Tag Archives: Chris Kluwe

Number 2 Hero of the Year 2012: Chris Kluwe

30 Dec
Number 2 Hero of 2012

Number 2 Hero of 2012

The success of any social movement requires effort not just from the oppressed but from their allies. This year the LGBT community got a big boost from an unexpected source. NFL star Chris Kluwe of the Minnesota Vikings came out blazing for marriage equality. Once he got people’s attention, he refused to be silent. I must confess a great amount of joy at the amazing number of nominations that poured in for Kluwe as Hero of the Year–thank you TSM Readers.

His advocacy started when another player, Baltimore Raven Brendon Ayanbadejo, expanded his ongoing support (after work with NoH8 and other groups). Ayanbadejo joined the fight for marriage equality in Maryland and was attacked by a local politician. Recognizing the opportunity for advocacy, Kluwe wrote a public letter to the offending bigot, skewering him, supporting Ayanbadejo, and making a clear, commonsense case for marriage equality.

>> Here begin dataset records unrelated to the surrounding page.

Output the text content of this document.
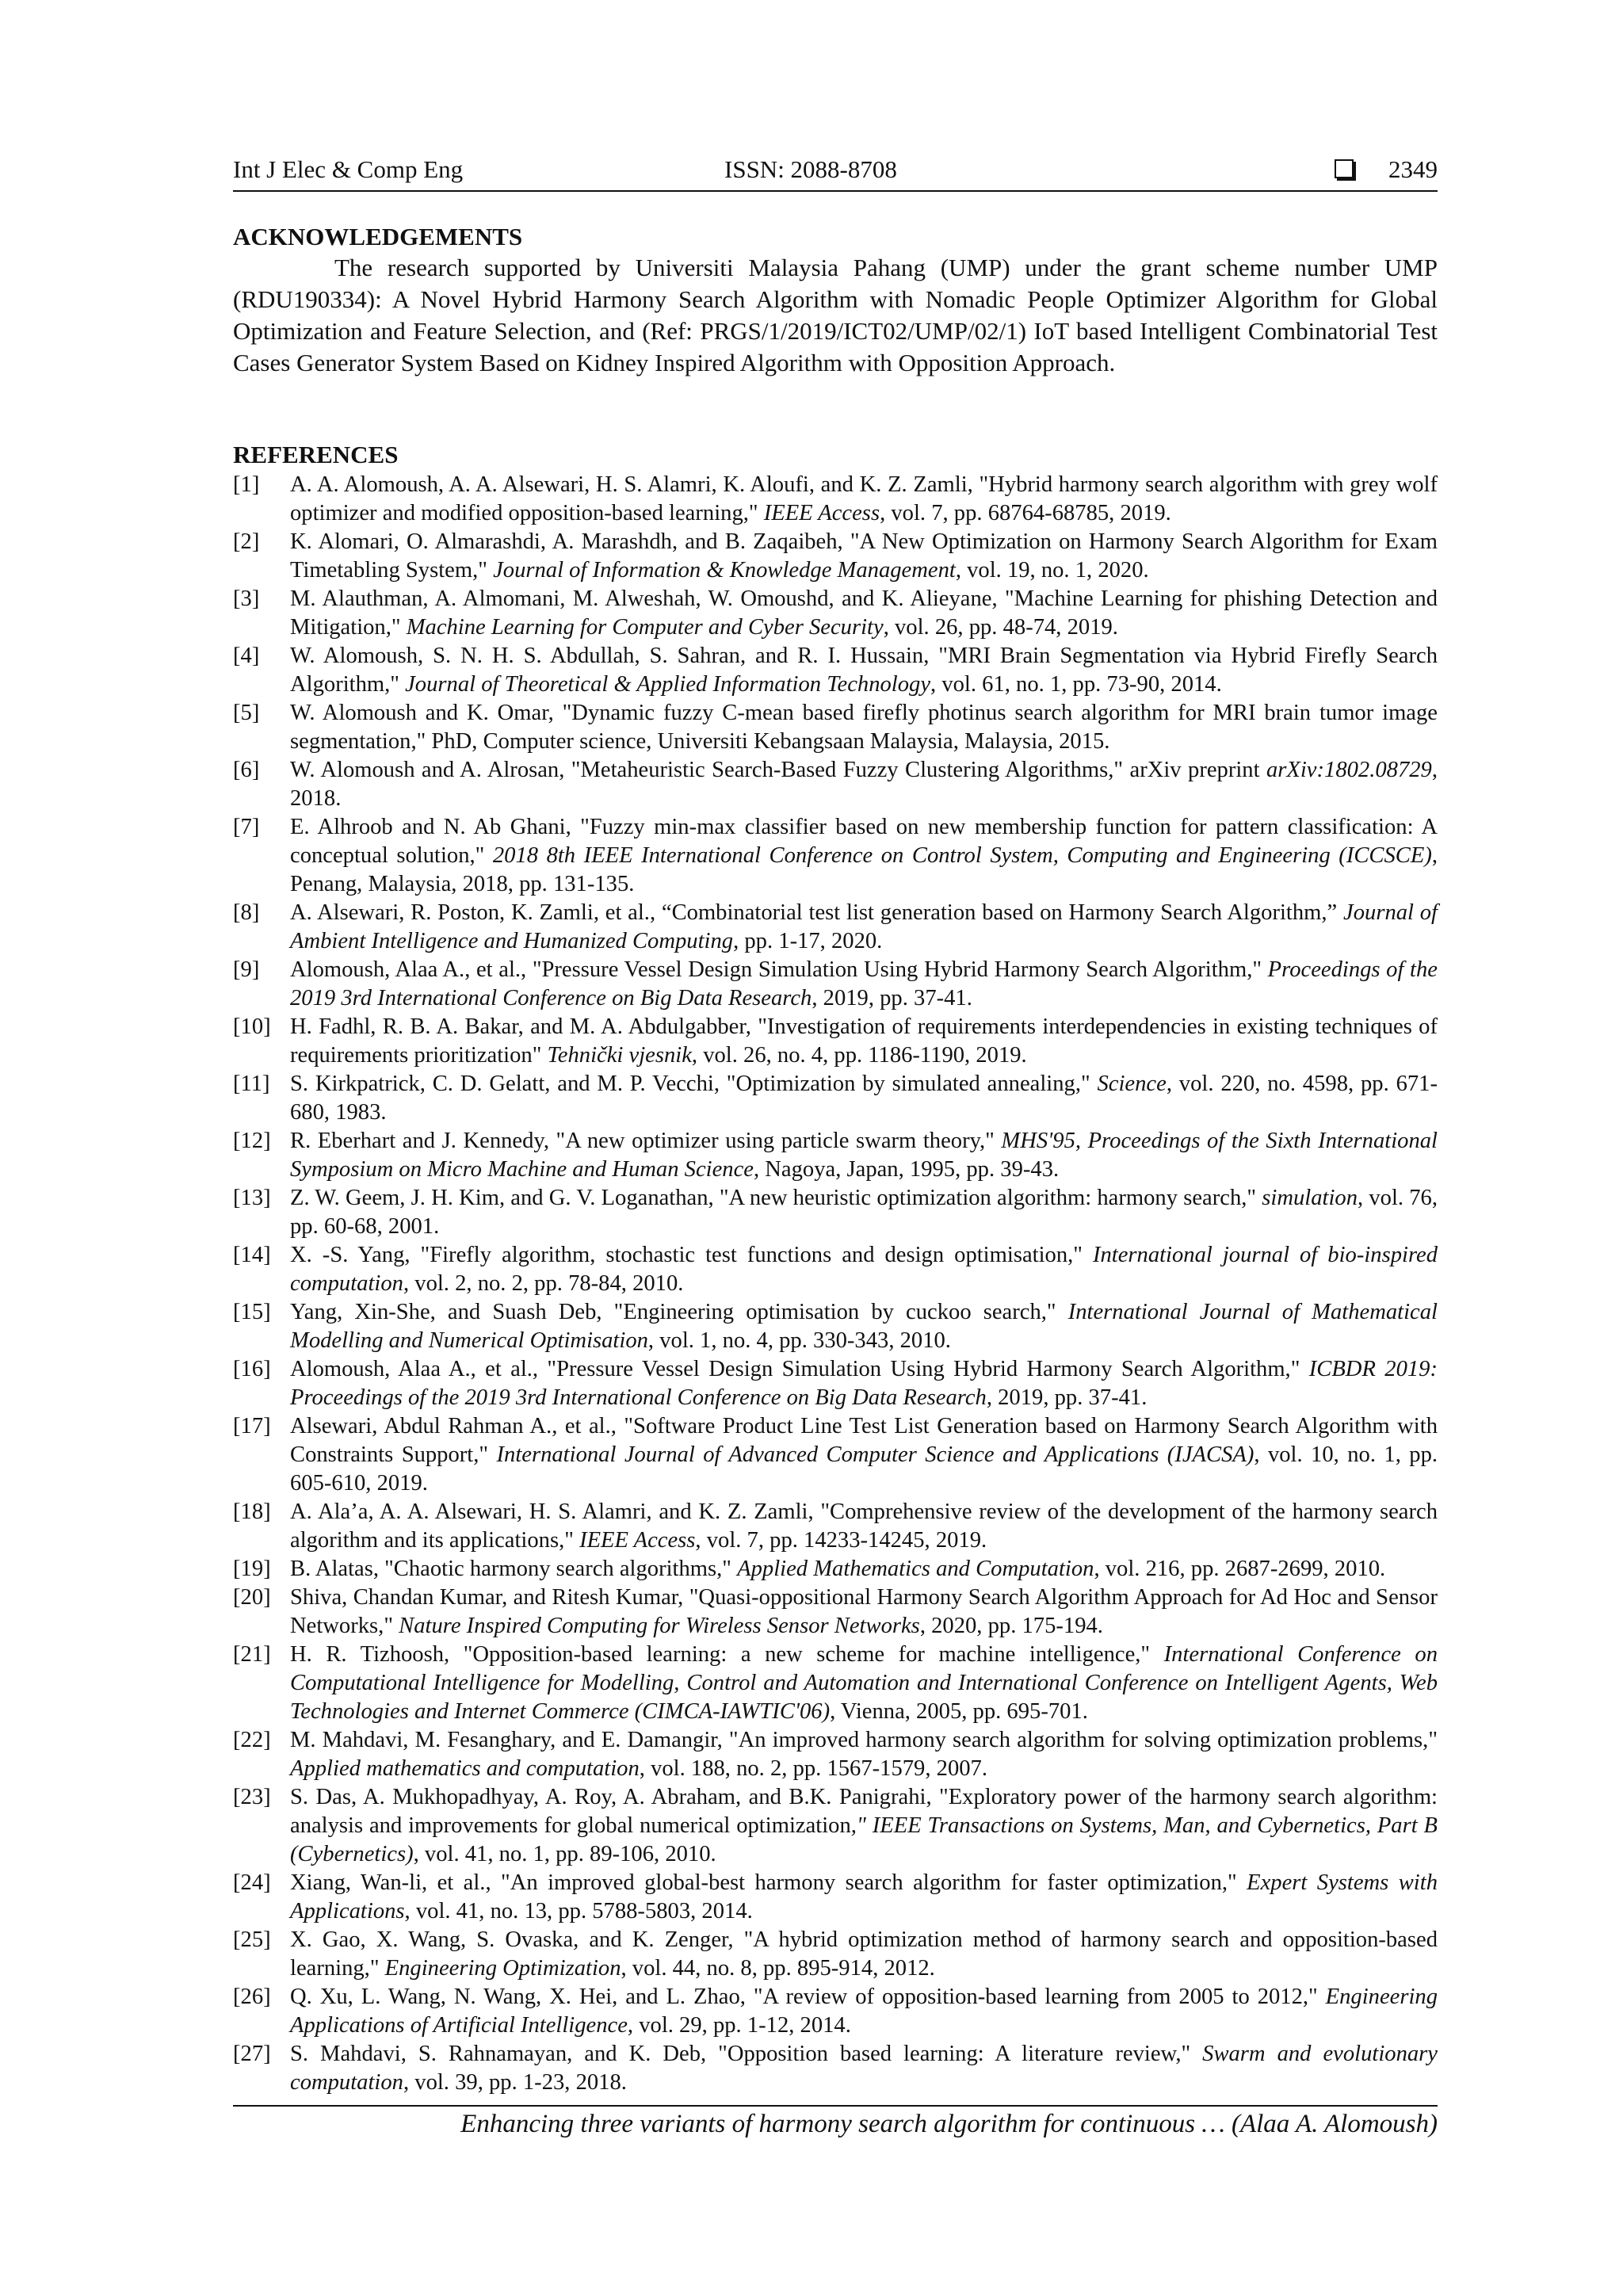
Int J Elec & Comp Eng	ISSN: 2088-8708	2349
ACKNOWLEDGEMENTS
The research supported by Universiti Malaysia Pahang (UMP) under the grant scheme number UMP (RDU190334): A Novel Hybrid Harmony Search Algorithm with Nomadic People Optimizer Algorithm for Global Optimization and Feature Selection, and (Ref: PRGS/1/2019/ICT02/UMP/02/1) IoT based Intelligent Combinatorial Test Cases Generator System Based on Kidney Inspired Algorithm with Opposition Approach.
REFERENCES
[1] A. A. Alomoush, A. A. Alsewari, H. S. Alamri, K. Aloufi, and K. Z. Zamli, "Hybrid harmony search algorithm with grey wolf optimizer and modified opposition-based learning," IEEE Access, vol. 7, pp. 68764-68785, 2019.
[2] K. Alomari, O. Almarashdi, A. Marashdh, and B. Zaqaibeh, "A New Optimization on Harmony Search Algorithm for Exam Timetabling System," Journal of Information & Knowledge Management, vol. 19, no. 1, 2020.
[3] M. Alauthman, A. Almomani, M. Alweshah, W. Omoushd, and K. Alieyane, "Machine Learning for phishing Detection and Mitigation," Machine Learning for Computer and Cyber Security, vol. 26, pp. 48-74, 2019.
[4] W. Alomoush, S. N. H. S. Abdullah, S. Sahran, and R. I. Hussain, "MRI Brain Segmentation via Hybrid Firefly Search Algorithm," Journal of Theoretical & Applied Information Technology, vol. 61, no. 1, pp. 73-90, 2014.
[5] W. Alomoush and K. Omar, "Dynamic fuzzy C-mean based firefly photinus search algorithm for MRI brain tumor image segmentation," PhD, Computer science, Universiti Kebangsaan Malaysia, Malaysia, 2015.
[6] W. Alomoush and A. Alrosan, "Metaheuristic Search-Based Fuzzy Clustering Algorithms," arXiv preprint arXiv:1802.08729, 2018.
[7] E. Alhroob and N. Ab Ghani, "Fuzzy min-max classifier based on new membership function for pattern classification: A conceptual solution," 2018 8th IEEE International Conference on Control System, Computing and Engineering (ICCSCE), Penang, Malaysia, 2018, pp. 131-135.
[8] A. Alsewari, R. Poston, K. Zamli, et al., “Combinatorial test list generation based on Harmony Search Algorithm,” Journal of Ambient Intelligence and Humanized Computing, pp. 1-17, 2020.
[9] Alomoush, Alaa A., et al., "Pressure Vessel Design Simulation Using Hybrid Harmony Search Algorithm," Proceedings of the 2019 3rd International Conference on Big Data Research, 2019, pp. 37-41.
[10] H. Fadhl, R. B. A. Bakar, and M. A. Abdulgabber, "Investigation of requirements interdependencies in existing techniques of requirements prioritization" Tehnički vjesnik, vol. 26, no. 4, pp. 1186-1190, 2019.
[11] S. Kirkpatrick, C. D. Gelatt, and M. P. Vecchi, "Optimization by simulated annealing," Science, vol. 220, no. 4598, pp. 671-680, 1983.
[12] R. Eberhart and J. Kennedy, "A new optimizer using particle swarm theory," MHS'95, Proceedings of the Sixth International Symposium on Micro Machine and Human Science, Nagoya, Japan, 1995, pp. 39-43.
[13] Z. W. Geem, J. H. Kim, and G. V. Loganathan, "A new heuristic optimization algorithm: harmony search," simulation, vol. 76, pp. 60-68, 2001.
[14] X. -S. Yang, "Firefly algorithm, stochastic test functions and design optimisation," International journal of bio-inspired computation, vol. 2, no. 2, pp. 78-84, 2010.
[15] Yang, Xin-She, and Suash Deb, "Engineering optimisation by cuckoo search," International Journal of Mathematical Modelling and Numerical Optimisation, vol. 1, no. 4, pp. 330-343, 2010.
[16] Alomoush, Alaa A., et al., "Pressure Vessel Design Simulation Using Hybrid Harmony Search Algorithm," ICBDR 2019: Proceedings of the 2019 3rd International Conference on Big Data Research, 2019, pp. 37-41.
[17] Alsewari, Abdul Rahman A., et al., "Software Product Line Test List Generation based on Harmony Search Algorithm with Constraints Support," International Journal of Advanced Computer Science and Applications (IJACSA), vol. 10, no. 1, pp. 605-610, 2019.
[18] A. Ala’a, A. A. Alsewari, H. S. Alamri, and K. Z. Zamli, "Comprehensive review of the development of the harmony search algorithm and its applications," IEEE Access, vol. 7, pp. 14233-14245, 2019.
[19] B. Alatas, "Chaotic harmony search algorithms," Applied Mathematics and Computation, vol. 216, pp. 2687-2699, 2010.
[20] Shiva, Chandan Kumar, and Ritesh Kumar, "Quasi-oppositional Harmony Search Algorithm Approach for Ad Hoc and Sensor Networks," Nature Inspired Computing for Wireless Sensor Networks, 2020, pp. 175-194.
[21] H. R. Tizhoosh, "Opposition-based learning: a new scheme for machine intelligence," International Conference on Computational Intelligence for Modelling, Control and Automation and International Conference on Intelligent Agents, Web Technologies and Internet Commerce (CIMCA-IAWTIC'06), Vienna, 2005, pp. 695-701.
[22] M. Mahdavi, M. Fesanghary, and E. Damangir, "An improved harmony search algorithm for solving optimization problems," Applied mathematics and computation, vol. 188, no. 2, pp. 1567-1579, 2007.
[23] S. Das, A. Mukhopadhyay, A. Roy, A. Abraham, and B.K. Panigrahi, "Exploratory power of the harmony search algorithm: analysis and improvements for global numerical optimization," IEEE Transactions on Systems, Man, and Cybernetics, Part B (Cybernetics), vol. 41, no. 1, pp. 89-106, 2010.
[24] Xiang, Wan-li, et al., "An improved global-best harmony search algorithm for faster optimization," Expert Systems with Applications, vol. 41, no. 13, pp. 5788-5803, 2014.
[25] X. Gao, X. Wang, S. Ovaska, and K. Zenger, "A hybrid optimization method of harmony search and opposition-based learning," Engineering Optimization, vol. 44, no. 8, pp. 895-914, 2012.
[26] Q. Xu, L. Wang, N. Wang, X. Hei, and L. Zhao, "A review of opposition-based learning from 2005 to 2012," Engineering Applications of Artificial Intelligence, vol. 29, pp. 1-12, 2014.
[27] S. Mahdavi, S. Rahnamayan, and K. Deb, "Opposition based learning: A literature review," Swarm and evolutionary computation, vol. 39, pp. 1-23, 2018.
Enhancing three variants of harmony search algorithm for continuous … (Alaa A. Alomoush)
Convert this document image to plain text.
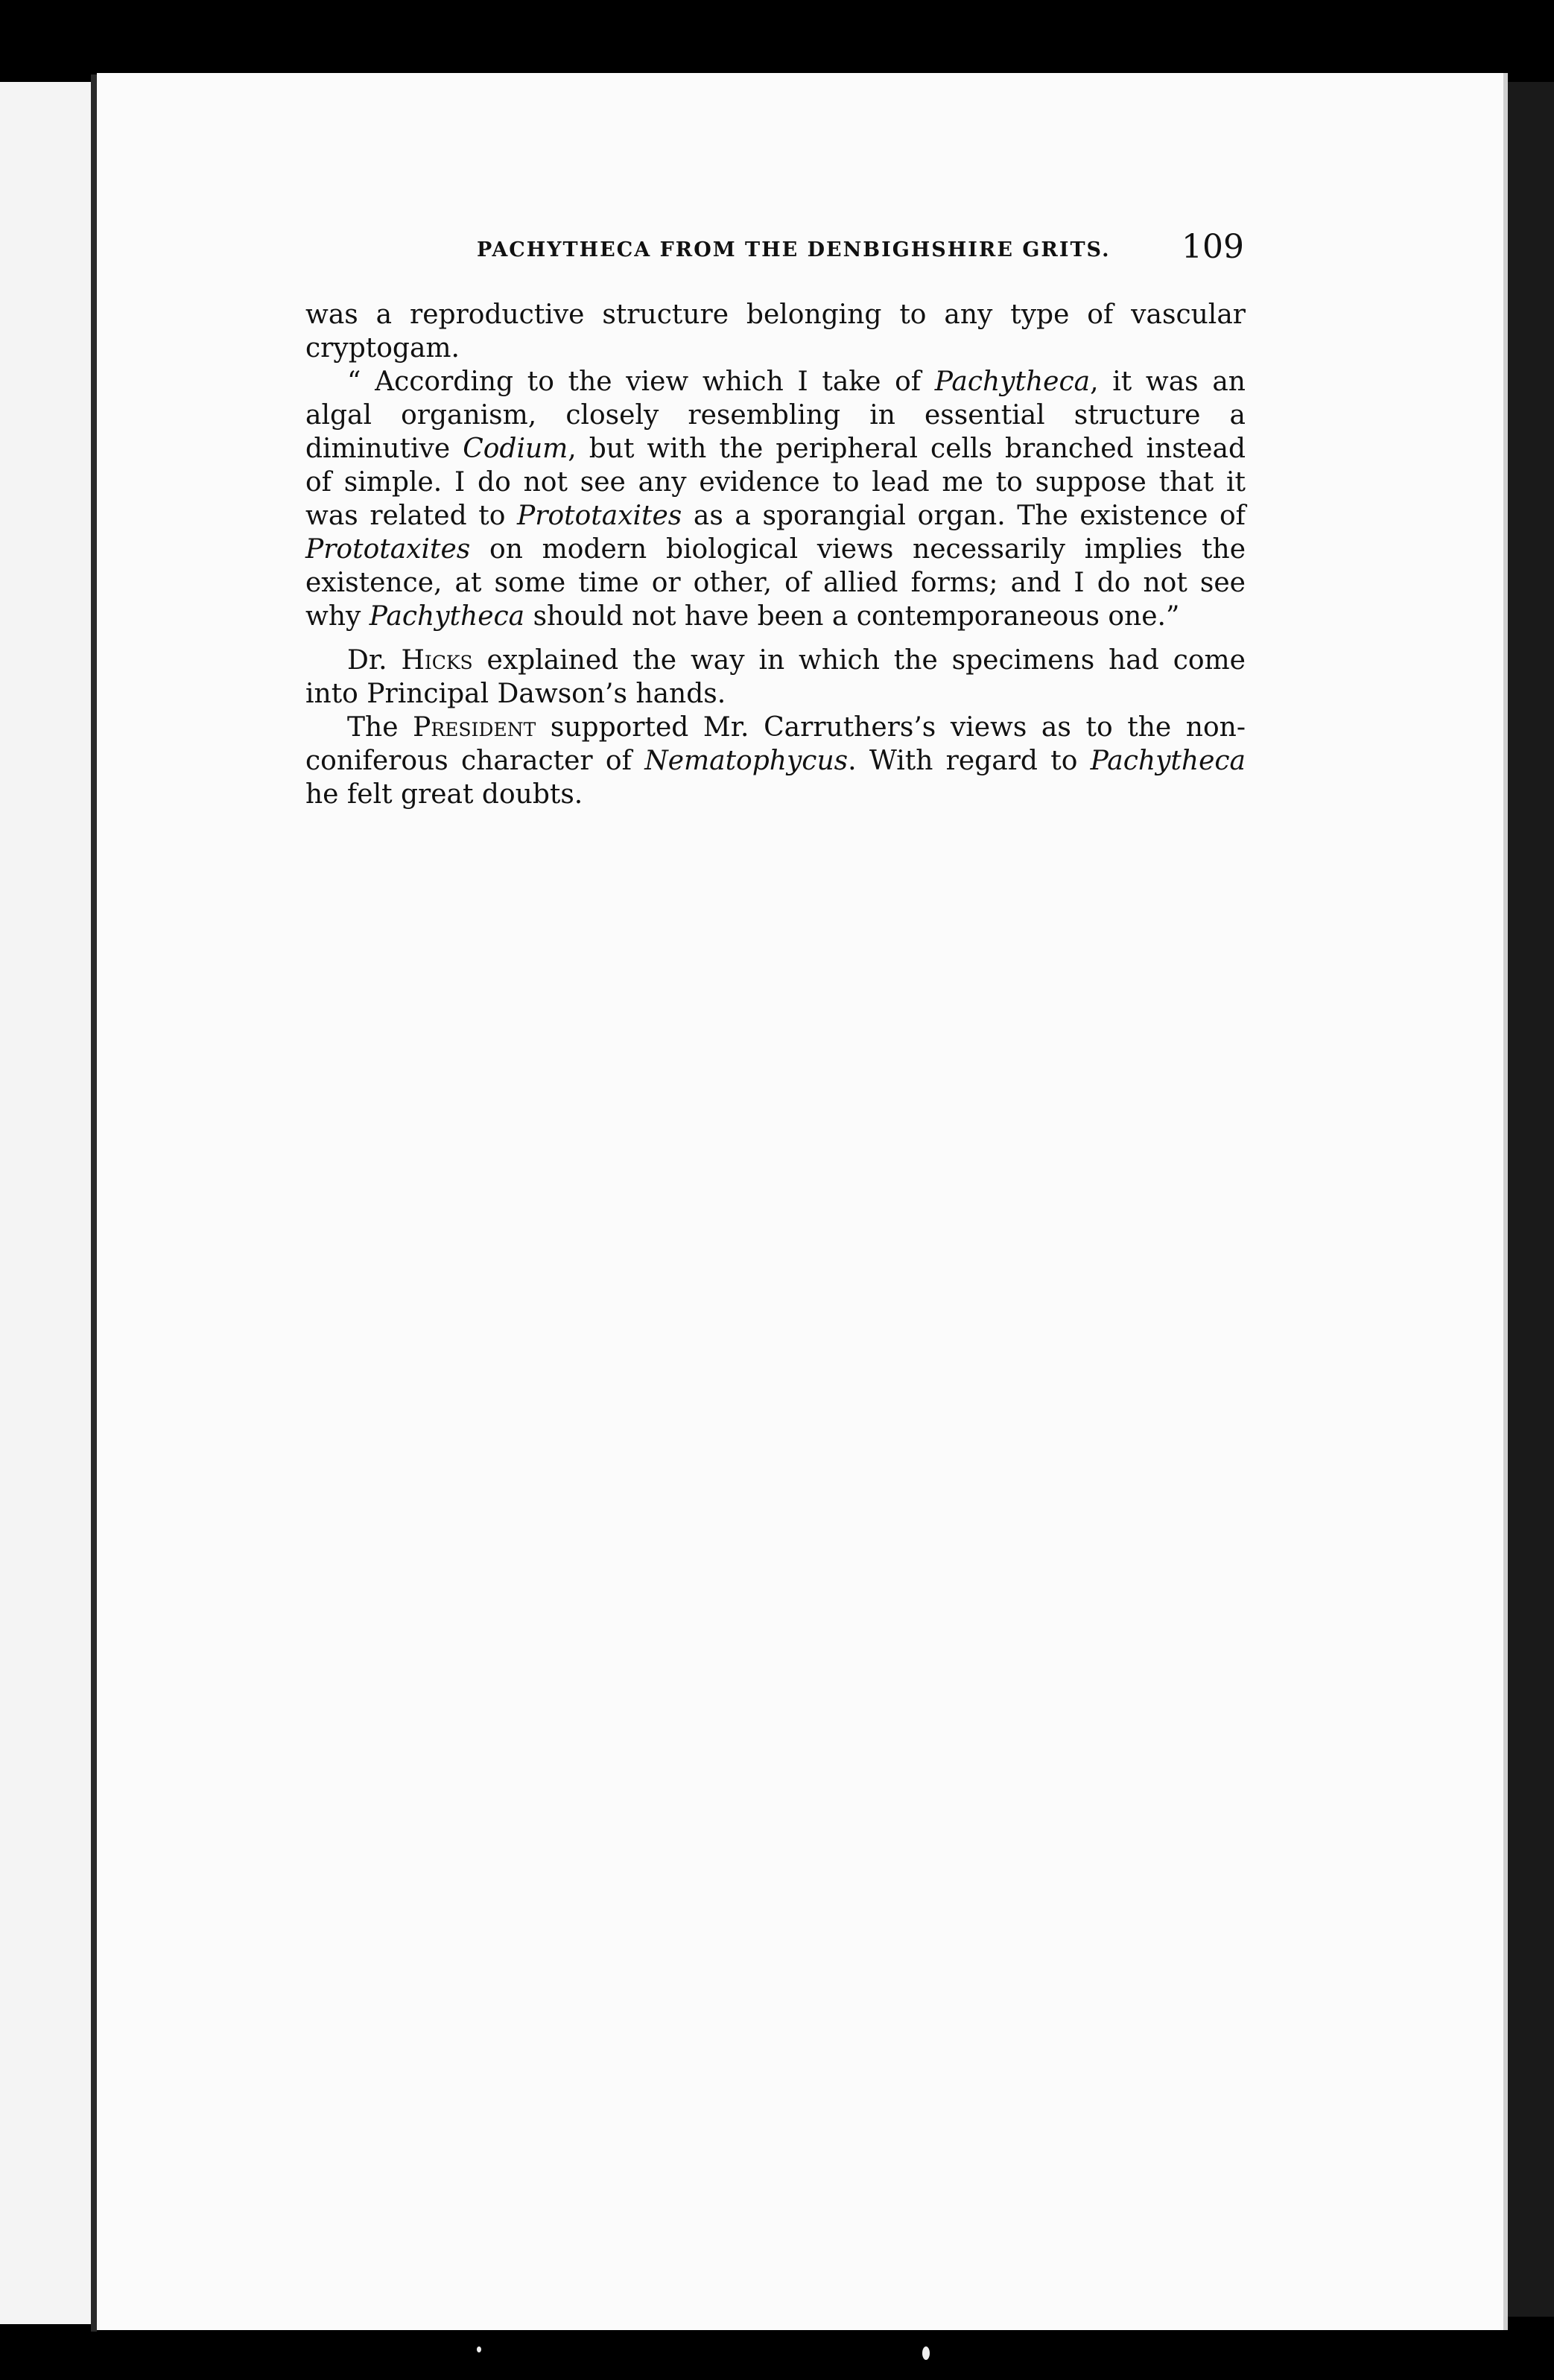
PACHYTHECA FROM THE DENBIGHSHIRE GRITS. 109

was a reproductive structure belonging to any type of vascular cryptogam.

“ According to the view which I take of Pachytheca, it was an algal organism, closely resembling in essential structure a diminutive Codium, but with the peripheral cells branched instead of simple. I do not see any evidence to lead me to suppose that it was related to Prototaxites as a sporangial organ. The existence of Prototaxites on modern biological views necessarily implies the existence, at some time or other, of allied forms; and I do not see why Pachytheca should not have been a contemporaneous one.”

Dr. Hicks explained the way in which the specimens had come into Principal Dawson’s hands.

The President supported Mr. Carruthers’s views as to the non-coniferous character of Nematophycus. With regard to Pachytheca he felt great doubts.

This straight, white, rich guy used his privilege to speak truth to power, modelling great behavior. On top of that, he did so with wit (introducing the phrase “lustful cockmonster” into the vernacular) and insistence. Since the initial foray, Kluwe has been a strong voice for LGBT equality — he even debated marriage rights with an empty chair immediately after the GOP convention. Kluwe and Ayanbadejo deserve credit for helping the successful equality campaigns in their states and for showing that professional athletes can be supporters of the LGBT community without suffering.

Honorable mention goes to Ayanbadejo for his stellar advocacy work. It also goes to the steadily increasing number of LGBT athletes who are coming out and serving as role models in traditionally homophobic careers. Silence =Death and visibility = power.  A huge thank you to all of the LGBT allies out there.  With your help, we can stamp out homophobia!

Stay tuned tomorrow for the Number 1 Hero of 2012.

NFL Stars Tackle Homophobia

8 Sep

Ayanbadejo and Kluwe

What a delightful surprise! Not one but two NFL players have recently shown strong support for LGBT equality. Baltimore Ravens linebacker Brendon Ayanbadejo has been a vocal supporter for some time, participating in HRC campaigns like NoH8. Because marriage equality is on the ballot in Maryland this year, he has supported Marylanders for Marriage Equality. Enter Maryland House of Delegates member Emmett C. Burns.

In a shocking display of homophobia and free speech trampling, Burns sent a letter to Ravens owner Steve Bisciotti demanding that Ayanbadejo “concentrate on football and steer clear of dividing the fan base.” Ignoring the fact that civil rights matter for everyone, Burns illogically says that being a celebrity removes the right to have opinions (that disagree with his). That Burns is African American and ignores the intersections of oppression is even harder to believe.

The response to Burns has been wonderful, however. Ayanbadejo said he would like to “thank him more than anything for bringing national attention to the issue” and questioned Burns’ merit as an elected official. Then enter Minnesota Vikings punter Chris Kluwe. Minnesota is facing a one-man-one-woman hate amendment this November and Kluwe has recorded three ads opposing the equality ban. He wrote an impassioned letter to Burns defending his NFL colleague and marriage equality. It’s a wonderful letter in full; here’s a good sample.

I can assure you that gay people getting married will have zero effect on your life. They won’t come into your house and steal your children. They won’t magically turn you into a lustful cockmonster. They won’t even overthrow the government in an orgy of hedonistic debauchery because all of a sudden they have the same legal rights as the other 90 percent of our population—rights like Social Security benefits, child care tax credits, Family and Medical Leave to take care of loved ones, and COBRA healthcare for spouses and children. You know what having these rights will make gays? Full-fledged American citizens just like everyone else, with the freedom to pursue happiness and all that entails. Do the civil-rights struggles of the past 200 years mean absolutely nothing to you?

Well said, Mr. Kluwe, and thank you! Given the homophobia in most professional sports and the small number of athletes who are willing to be out and proud, players like Kluwe and Ayanbadejo are important heroes. Let’s hope their voices make life easier for the next generation of athletes and help establish better equality for all.